Hi Ilari,
I fully agree with Scott's email below and have the same questions.In addition, I was a bit surprised to see the word 'dangerous' for which I have a related formal analysis based on which FWIW, I deem what Scott has described to be secure at the /symbolic/ (not /computational/) level. So I would like to understand what I have got wrong in my analysis.
In particular, our paper on this analysis was reviewed (and unfortunately rejected) at USENIX'26 but the reviewers did not have any technical objection to this part of the paper. I am sharing that to state that it was reviewed, and I am /genuinely/ interested in knowing what is considered 'dangerous' in this case. It's maybe some subtle point, but I would like to understand that. I'd appreciate it if you could explain that point so I can study more about it to reflect it in my formal models, and propose some solutions to the authors.
I acknowledge that symbolic analysis has limitations. Has 'dangerous' got something to do with cryptography? Do you recommend getting confirmation via computational proof in tools like CryptoVerif? or do you have an intuition where the proof will break at the computational level?
Thank you. Sincerely, -Usama On 30.04.26 17:42, Scott Fluhrer (sfluhrer) wrote:
Would you care to expand on that?

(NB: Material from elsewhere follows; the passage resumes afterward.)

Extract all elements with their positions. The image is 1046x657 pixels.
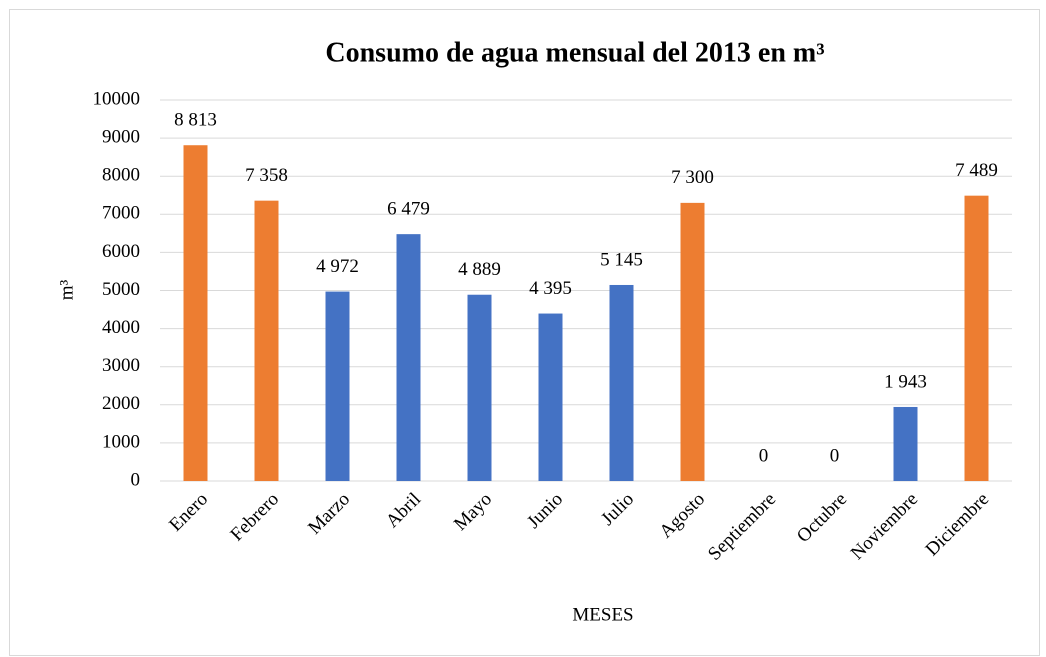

Why is it dangerous?My understanding (and do correct me if I'm wrong) is that the proposal under discussion is that the server (or client in an mTLS scenario) sends multiple Certificate messages (to convey the multiple public keys) and multiple Certificate Verify messages, each of which signs with a different public key (and algorithm).As an example, the server might send both an RSA certificate (and certificate verify) and an ML-DSA certificate (and certificate verify); the client checks both, and proceeds only if both verify.I don't see why this is cryptographically dangerous. If the RSA certificate/signature is secure, then the authentication is secure, and likewise the ML-DSA certificate/signature. Of course, an implementation might have a bug where it doesn't check one of the certificates/signatures properly, but that's actually fairly easy to test.I do see a complication of how the client specifies its authentication policy; that is, what set of certificates it insists on authenticating (e.g. just one certificate is fine, or does it require both a classical and a postquantum certificate), but that detail can be handled within the protocol; it does not occur to me that it would be 'dangerous'.Now, I am not specifically advocating this approach; I believe that we will want to support hybrid authentication in some form, but I personally don't have a strong opinion on how that is done (whether parallel certificates as suggested here, or with composite certificates or possibly a third method). I'm just interested in your reasoning - why is the possibility of multiple things that don't interact considered excessive dangerous flexibility?